Tuesday 15 December 2020

Australian Nurses Receive The Military Medal...(1917).

Australian Nurses Receive The Military Medal...(1917).

So what kind of roles did women play at the front in World War 1 ? Trove, the database at the National Library of Australia contains many articles about the kind of services being provided by women at the front and on the home front during World War 1. 

Many of those articles are about individual women, some of them untrained but many of them trained to be nurses and doctors from Australia and other parts of Europe who were extremely courageous doing what ever they could to help the men fighting at the front.

In 1917, the Weekly Times from Melbourne reported that several nurses including Sister Alice Ross King and Sister C. Deacon from Perth had received the Military Medal which was awarded to nurses who had displayed courage and bravery under fire.

The article is from Trove, the database of the National Library of Australia. No copyright infringement intended. 

Weekly Times, 6 October 1917.

NURSES DISPLAY BRAVERY WORKING UNDER FIRE

In August news reached Australia that Sister Rachel Pratt, a Victorian, had been wounded by the enemy.

Further significant evidence indicating that the military nurses are closely sharing the dangers of the soldiers whom they tend was furnished last week by the cabled news that Sister A. Ross King (Melbourne), Staff Nurse M. J. Derrer (Brisbane), Sister C. Deacon (Perth), and Sister D. W. Cawood (New South Wales) had been awarded the Military Medal.

The award of the Military Medal to a nurse is unusual, and is only made when she has displayed bravery under actual fire. The usual method of recognising an army nurse's services is to decorate her with the Royal Red Cross.

Sister Alice Ross King is a trainee of the Alfred Hospital, and was born in Ballarat. She left Australia with the first military nursing unit, and came back on a hospital ship in August, 1915, leaving for active service the same month.

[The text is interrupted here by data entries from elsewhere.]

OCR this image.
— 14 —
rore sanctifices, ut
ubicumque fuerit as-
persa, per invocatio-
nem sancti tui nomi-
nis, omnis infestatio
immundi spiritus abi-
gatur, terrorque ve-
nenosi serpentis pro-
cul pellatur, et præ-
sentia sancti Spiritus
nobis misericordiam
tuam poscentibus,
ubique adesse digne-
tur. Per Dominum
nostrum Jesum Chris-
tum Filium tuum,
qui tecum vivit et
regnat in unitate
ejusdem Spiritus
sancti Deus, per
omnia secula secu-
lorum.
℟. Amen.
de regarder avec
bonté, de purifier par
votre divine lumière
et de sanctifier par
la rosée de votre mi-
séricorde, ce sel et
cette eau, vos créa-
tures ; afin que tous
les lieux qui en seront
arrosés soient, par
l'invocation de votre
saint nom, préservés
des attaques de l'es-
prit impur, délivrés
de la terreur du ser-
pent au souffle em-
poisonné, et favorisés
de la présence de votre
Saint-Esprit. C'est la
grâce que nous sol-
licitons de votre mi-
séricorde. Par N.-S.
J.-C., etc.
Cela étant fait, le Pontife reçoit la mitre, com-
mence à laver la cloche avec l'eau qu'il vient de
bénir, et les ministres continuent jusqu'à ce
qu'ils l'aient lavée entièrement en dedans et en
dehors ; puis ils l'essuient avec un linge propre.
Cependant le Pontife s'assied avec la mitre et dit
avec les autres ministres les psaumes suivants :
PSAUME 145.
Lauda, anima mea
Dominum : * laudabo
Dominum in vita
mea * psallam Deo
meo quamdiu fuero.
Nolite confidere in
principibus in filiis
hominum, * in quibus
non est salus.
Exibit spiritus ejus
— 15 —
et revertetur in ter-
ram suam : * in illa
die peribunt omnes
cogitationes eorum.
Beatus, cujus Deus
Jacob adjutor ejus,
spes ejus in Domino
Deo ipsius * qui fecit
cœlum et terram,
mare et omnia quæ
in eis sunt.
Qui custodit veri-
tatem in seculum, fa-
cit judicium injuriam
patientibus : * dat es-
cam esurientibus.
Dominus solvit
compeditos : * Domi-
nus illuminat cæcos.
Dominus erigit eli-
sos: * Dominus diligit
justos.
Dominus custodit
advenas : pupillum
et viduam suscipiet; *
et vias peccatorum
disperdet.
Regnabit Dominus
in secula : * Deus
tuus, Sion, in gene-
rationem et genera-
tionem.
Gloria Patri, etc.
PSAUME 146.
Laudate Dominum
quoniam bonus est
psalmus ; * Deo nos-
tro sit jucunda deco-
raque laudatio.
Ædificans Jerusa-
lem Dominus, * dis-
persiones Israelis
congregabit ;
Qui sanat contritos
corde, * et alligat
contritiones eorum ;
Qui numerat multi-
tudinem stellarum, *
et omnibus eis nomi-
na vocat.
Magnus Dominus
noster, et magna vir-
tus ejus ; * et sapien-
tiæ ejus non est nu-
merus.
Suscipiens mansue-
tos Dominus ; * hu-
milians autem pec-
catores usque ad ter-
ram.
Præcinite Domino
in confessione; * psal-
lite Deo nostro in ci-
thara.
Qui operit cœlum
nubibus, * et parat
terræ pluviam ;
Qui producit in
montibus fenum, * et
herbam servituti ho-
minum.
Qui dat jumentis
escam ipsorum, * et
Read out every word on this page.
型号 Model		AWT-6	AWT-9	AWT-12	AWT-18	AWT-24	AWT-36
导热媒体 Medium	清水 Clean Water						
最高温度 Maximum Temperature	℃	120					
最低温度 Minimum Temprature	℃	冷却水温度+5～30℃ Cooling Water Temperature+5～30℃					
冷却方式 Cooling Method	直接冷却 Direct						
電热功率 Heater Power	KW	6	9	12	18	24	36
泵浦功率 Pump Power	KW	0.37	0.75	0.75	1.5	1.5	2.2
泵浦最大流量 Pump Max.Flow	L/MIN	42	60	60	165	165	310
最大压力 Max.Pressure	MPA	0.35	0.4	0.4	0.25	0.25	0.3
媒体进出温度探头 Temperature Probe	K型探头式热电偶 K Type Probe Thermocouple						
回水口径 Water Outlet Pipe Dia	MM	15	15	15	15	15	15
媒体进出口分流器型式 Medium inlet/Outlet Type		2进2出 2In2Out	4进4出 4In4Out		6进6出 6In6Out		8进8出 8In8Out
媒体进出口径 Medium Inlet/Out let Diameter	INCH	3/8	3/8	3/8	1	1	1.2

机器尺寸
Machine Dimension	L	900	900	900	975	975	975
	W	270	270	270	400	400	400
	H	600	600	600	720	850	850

For some time she was attached to No. 1 Australian General Hospital, France. Last June, with three other nurses, while on her way to a casualty station, she was hung up in Flanders. She reached her destination later, and in July wrote some interesting letters of her experiences to a Melbourne friend.

The following extracts give some idea of how this nurse probably has won recognition.

"We had a hard hit from a bomb last week. Fritz gave us three—one fell just outside a pneumonia tent, blowing the whole show to pieces. It was ghastly. There were 18 casualties. Had it arrived two minutes later it would have got me, too.

"It is strange how some places seem fated to be hit. This tent had been perforated in several places during the afternoon from a bursting shell. One piece of shell, weighing 10lb., fell with-in six inches of a patient's head. This boy was killed later by the bomb. We are about 20 minutes' walk from the firing line."

Sister King was attached to the Alfred Hospital. Other positions she has held in the nursing profession include: Sister and also night superintendent at the Austin Hospital, matron at Dr. Henry O'Hara's private hospital. She is noted for her nursing skill, strength of character and big-hearted sympathies.